Furthermore, the disputed domain name resolved to a parked page containing some links that lead visitors to websites offering goods similar to those offered by Complainants. Panels have determined that the registration and use of domain names such as this one in this manner constitute an attempt to intentionally attract, for commercial gain, Internet users to the respondent’s website by creating a likelihood of confusion with the complainant’s mark as to the source, sponsorship, affiliation, or endorsement of the respondent’s website. Aetna Inc. v. Above.com Domain Privacy / Belcanto Investment Group Limited, WIPO Case No. D2018-0487; LEGO Juris A/S v. Park KyeongSook, WIPO Case No. D2016-1195; see also WIPO Overview 3.0, section 3.1.4. This demonstrates that the disputed domain name was also used in bad faith by Respondent.
For these reasons, this Panel finds that Respondent’s registration and use of the disputed domain name were in bad faith, pursuant to paragraph 4(b)(iv) of the Policy.

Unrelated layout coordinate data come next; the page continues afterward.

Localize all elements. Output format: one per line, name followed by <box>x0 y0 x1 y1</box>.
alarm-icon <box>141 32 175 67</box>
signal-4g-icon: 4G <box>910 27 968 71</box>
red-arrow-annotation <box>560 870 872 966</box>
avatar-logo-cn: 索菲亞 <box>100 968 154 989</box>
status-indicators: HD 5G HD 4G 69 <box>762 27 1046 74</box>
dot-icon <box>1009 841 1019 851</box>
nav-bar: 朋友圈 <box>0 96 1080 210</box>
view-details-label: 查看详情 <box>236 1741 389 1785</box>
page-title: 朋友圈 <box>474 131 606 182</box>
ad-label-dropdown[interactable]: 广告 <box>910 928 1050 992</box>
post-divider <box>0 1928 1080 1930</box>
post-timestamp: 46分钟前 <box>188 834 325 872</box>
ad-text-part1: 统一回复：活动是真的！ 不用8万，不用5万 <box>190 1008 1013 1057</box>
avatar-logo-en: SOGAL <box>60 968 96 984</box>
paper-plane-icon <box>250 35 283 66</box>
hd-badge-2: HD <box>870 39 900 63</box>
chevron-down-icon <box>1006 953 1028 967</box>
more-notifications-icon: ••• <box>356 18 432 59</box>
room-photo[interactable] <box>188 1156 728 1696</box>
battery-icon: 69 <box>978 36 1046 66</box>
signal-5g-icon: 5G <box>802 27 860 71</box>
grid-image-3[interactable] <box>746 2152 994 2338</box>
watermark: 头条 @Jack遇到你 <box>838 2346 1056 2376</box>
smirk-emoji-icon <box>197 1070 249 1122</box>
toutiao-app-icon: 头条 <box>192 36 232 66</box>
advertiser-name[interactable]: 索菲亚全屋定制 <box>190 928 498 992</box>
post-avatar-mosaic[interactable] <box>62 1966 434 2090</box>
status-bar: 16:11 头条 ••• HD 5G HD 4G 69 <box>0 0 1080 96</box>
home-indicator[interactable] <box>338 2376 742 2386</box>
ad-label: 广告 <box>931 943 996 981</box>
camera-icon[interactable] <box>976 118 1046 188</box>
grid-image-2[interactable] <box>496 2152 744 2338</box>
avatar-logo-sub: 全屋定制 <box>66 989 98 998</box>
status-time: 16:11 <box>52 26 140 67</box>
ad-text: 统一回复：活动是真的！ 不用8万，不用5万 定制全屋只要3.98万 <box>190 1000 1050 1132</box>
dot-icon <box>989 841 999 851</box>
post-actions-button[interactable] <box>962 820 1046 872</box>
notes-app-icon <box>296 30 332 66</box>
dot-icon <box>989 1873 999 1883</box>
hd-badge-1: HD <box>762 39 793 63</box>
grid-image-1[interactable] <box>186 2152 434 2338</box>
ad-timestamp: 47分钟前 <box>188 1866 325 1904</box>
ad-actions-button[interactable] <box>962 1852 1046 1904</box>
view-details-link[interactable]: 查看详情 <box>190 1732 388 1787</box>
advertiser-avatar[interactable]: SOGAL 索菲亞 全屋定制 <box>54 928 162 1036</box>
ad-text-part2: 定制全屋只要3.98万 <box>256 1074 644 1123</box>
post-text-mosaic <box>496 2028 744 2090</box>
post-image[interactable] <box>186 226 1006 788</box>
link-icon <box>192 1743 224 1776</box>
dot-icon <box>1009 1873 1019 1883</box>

For the foregoing reasons, in accordance with paragraphs 4(i) of the Policy and 15 of the Rules, the Panel orders that the disputed domain name <neumansown.com> be transferred to Complainants.
Brian J. Winterfeldt
Date: May 13, 2020
1 Paragraph 10(e) of the UDRP Rules grants a panel the power to consolidate multiple domain name disputes. In assessing whether a complaint filed by multiple complainants may be brought against a single respondent, panels look at whether (i) the complainants have a specific common grievance against the respondent, or the respondent has engaged in common conduct that has affected the complainants in a similar fashion, and (ii) it would be equitable and procedurally efficient to permit the consolidation. Given that Complainant Newman’s Own, Inc. is a licensee of Complainant No Limit, LLC’s NEWMAN’S OWN trademark and, thus, Complainants have common grievances against Respondent, the Panel permits the consolidation of their claims against Respondent in this proceeding.